Single by Lil Skies featuring Rich the Kid
- Released: March 19, 2018
- Genre: Hip hop; trap;
- Length: 2:59
- Label: All We Got; Atlantic;
- Songwriters: Kimetrius Foose; Dimitri Roger; Amin Elamin;
- Producer: Menoh Beats

Lil Skies singles chronology
| "Pop Star" (2018) | "Creeping" (2018) | "Off the Gas" (2018) |

Rich the Kid singles chronology
| "Early Morning Trappin" (2018) | "Creeping" (2018) | "Back Quick" (2018) |

Music video
- "Creeping" on YouTube

= Creeping (song) =

Single by Lil Skies featuring Rich the Kid

"Creeping" is a song by American rapper Lil Skies, first released on March 5, 2018, as a track from Ethika's mixtape RBG 2 (2018), before being released as a single on March 19, 2018. It features American rapper Rich the Kid and was produced by Menoh Beats.

== Composition ==
In the song, Lil Skies "takes aim at women who hated on him in the past" with the lyrics: "Why you like to lie, shawty, you know you impressed / See you fuckin' with me now 'cause I bossed up and I flex / All they like to do is talk when they knew that I was next / I just come up with these hits and lay low, collect my checks". Rich the Kid raps about "his newfound lavish lifestyle and materialistic ways".

==Critical reception==
Emmanuel Maduakolam of Hypebeast called the track the "prime song for late night parties". Aron A. of HotNewHipHop described it as "an infectious joint that highlights both of their strengths." Joe Price of Complex writes that Lil Skies "flexes his talents" with a "melodic and mesmerizing flow", and that Rich the Kid switches "between different flows with a stop-start approach that adds a lot to song."

==Music video==
A music video was released on July 9, 2018. Directed by Cole Bennett, the video shows Lil Skies on a school bus trying to impress a girl he likes.
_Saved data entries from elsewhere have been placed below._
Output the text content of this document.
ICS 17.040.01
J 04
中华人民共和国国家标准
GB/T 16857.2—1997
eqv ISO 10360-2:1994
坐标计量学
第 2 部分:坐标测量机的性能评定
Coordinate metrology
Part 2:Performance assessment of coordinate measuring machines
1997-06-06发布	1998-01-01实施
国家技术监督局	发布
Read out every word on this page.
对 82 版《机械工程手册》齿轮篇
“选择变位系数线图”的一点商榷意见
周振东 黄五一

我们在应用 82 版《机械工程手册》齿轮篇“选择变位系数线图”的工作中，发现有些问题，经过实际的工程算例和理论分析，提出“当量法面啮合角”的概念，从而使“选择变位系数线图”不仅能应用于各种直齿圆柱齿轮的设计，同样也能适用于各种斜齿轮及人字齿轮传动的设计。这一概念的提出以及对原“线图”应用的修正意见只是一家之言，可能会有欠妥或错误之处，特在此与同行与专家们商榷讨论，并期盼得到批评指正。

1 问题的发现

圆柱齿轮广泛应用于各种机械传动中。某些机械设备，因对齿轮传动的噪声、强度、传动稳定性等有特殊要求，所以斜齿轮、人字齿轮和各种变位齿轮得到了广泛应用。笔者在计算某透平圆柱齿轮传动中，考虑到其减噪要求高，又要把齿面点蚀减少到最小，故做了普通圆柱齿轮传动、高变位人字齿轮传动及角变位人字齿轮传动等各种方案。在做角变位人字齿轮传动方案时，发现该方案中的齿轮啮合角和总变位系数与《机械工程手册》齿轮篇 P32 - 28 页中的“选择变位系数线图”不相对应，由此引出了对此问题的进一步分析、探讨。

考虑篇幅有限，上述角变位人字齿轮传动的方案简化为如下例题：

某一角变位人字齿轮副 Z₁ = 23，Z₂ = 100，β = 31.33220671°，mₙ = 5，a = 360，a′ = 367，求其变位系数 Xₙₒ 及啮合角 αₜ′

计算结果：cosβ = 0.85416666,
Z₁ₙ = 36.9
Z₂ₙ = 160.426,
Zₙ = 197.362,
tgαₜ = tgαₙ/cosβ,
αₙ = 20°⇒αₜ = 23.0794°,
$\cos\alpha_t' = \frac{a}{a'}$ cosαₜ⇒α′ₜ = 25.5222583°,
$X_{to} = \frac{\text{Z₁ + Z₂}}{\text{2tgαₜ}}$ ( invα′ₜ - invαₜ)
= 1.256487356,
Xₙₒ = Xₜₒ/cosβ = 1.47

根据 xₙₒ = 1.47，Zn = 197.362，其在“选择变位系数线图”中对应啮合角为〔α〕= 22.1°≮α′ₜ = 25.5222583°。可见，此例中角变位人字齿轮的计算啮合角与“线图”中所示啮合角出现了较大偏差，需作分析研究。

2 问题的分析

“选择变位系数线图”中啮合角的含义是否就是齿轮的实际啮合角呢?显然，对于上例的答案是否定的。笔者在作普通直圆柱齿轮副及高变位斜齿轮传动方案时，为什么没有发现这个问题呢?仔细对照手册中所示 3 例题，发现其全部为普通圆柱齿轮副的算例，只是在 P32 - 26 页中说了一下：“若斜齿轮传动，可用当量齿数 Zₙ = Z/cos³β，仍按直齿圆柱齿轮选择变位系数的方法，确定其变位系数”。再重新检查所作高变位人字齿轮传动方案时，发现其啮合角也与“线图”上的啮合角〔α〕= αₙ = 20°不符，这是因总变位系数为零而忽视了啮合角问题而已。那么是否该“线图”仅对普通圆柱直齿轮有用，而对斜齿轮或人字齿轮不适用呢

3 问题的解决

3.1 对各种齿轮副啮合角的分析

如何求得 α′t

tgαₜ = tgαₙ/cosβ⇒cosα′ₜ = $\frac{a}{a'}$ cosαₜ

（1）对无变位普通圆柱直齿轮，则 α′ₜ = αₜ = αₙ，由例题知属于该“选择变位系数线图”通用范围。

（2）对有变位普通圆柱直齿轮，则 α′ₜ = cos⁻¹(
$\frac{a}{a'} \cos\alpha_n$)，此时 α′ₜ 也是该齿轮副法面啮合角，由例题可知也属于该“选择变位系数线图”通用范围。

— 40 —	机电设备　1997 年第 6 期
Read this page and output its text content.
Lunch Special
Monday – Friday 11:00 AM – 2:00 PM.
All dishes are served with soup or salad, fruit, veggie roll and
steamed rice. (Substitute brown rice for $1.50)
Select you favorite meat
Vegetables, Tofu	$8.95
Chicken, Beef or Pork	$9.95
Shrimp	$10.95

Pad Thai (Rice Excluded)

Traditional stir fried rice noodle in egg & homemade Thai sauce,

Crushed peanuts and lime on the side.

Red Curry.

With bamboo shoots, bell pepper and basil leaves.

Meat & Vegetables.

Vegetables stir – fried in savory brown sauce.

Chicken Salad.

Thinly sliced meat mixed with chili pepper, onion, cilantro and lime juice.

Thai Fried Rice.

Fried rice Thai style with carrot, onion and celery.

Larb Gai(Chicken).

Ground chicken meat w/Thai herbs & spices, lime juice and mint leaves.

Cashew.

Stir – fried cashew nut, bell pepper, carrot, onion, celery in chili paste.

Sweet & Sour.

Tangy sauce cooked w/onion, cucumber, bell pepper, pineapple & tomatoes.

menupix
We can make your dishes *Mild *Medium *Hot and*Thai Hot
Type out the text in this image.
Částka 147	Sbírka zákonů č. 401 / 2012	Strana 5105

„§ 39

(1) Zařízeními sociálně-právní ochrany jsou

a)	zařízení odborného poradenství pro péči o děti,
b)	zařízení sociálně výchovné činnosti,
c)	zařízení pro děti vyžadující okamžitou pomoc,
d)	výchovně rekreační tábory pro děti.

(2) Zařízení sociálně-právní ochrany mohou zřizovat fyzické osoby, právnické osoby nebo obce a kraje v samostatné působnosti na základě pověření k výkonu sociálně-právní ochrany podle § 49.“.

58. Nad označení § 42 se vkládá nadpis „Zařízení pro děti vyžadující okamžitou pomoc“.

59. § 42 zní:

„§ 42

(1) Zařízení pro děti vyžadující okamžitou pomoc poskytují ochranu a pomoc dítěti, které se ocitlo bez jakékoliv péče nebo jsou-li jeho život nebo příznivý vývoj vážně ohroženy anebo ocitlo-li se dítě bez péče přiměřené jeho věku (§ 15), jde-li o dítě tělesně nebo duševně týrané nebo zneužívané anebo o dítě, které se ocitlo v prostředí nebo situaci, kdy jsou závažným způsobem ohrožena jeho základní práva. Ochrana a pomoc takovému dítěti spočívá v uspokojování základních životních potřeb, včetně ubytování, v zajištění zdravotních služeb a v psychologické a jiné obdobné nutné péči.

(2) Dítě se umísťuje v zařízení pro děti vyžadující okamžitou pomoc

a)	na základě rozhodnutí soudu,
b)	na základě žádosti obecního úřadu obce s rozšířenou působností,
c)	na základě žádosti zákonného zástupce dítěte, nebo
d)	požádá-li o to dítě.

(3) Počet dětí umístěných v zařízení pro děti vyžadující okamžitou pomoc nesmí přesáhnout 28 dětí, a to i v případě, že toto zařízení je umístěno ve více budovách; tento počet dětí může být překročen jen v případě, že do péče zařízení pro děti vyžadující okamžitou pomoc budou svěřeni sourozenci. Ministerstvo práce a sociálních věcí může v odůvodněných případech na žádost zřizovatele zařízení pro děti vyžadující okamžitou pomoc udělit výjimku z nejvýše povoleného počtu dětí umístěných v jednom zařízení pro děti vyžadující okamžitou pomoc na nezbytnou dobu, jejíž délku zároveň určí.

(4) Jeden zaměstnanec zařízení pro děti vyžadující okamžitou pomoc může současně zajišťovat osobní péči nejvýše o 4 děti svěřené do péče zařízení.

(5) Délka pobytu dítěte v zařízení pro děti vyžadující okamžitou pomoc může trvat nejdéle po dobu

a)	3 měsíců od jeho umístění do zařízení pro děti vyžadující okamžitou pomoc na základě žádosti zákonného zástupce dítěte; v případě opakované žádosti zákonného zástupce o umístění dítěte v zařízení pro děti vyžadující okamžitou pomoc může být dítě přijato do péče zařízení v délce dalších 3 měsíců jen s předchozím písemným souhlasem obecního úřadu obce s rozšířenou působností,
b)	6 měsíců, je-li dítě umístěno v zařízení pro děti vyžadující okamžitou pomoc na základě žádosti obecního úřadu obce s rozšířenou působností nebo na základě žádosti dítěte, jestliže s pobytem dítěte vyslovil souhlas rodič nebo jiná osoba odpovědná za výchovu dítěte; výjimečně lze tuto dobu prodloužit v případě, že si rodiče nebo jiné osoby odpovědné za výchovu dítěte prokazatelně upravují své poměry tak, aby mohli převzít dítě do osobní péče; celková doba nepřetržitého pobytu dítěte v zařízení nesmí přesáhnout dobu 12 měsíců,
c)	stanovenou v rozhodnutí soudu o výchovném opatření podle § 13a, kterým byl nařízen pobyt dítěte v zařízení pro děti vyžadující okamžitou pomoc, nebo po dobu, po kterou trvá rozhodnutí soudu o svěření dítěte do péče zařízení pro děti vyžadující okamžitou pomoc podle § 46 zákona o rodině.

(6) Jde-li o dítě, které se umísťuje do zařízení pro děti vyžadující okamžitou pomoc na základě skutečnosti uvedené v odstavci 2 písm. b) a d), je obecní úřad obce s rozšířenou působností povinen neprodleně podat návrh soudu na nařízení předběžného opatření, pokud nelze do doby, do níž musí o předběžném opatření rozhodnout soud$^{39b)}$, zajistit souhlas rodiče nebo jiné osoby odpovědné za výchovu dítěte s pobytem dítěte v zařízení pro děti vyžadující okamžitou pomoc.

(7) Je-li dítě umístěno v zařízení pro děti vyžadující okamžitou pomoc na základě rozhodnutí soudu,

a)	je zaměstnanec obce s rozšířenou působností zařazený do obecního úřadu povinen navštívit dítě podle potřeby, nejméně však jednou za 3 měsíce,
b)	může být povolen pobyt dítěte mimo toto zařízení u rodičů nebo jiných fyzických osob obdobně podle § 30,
After she goes home, Skies and Rich the Kid rap from her yard of her home. The girl's father then comes outside and snatches Skies into the house.

==Charts==

Chart performance for "Creeping"
| Chart (2018) | Peak position |
|---|---|
| Canada (Canadian Hot 100) | 93 |
| US Bubbling Under Hot 100 Singles (Billboard) | 1 |
| US Hot R&B/Hip-Hop Songs | 44 |

==Certifications==

Certifications for "Creeping"
| Region | Certification | Certified units/sales |
| United States (RIAA) | Gold | 500,000^{‡} |
^{‡} Sales+streaming figures based on certification alone.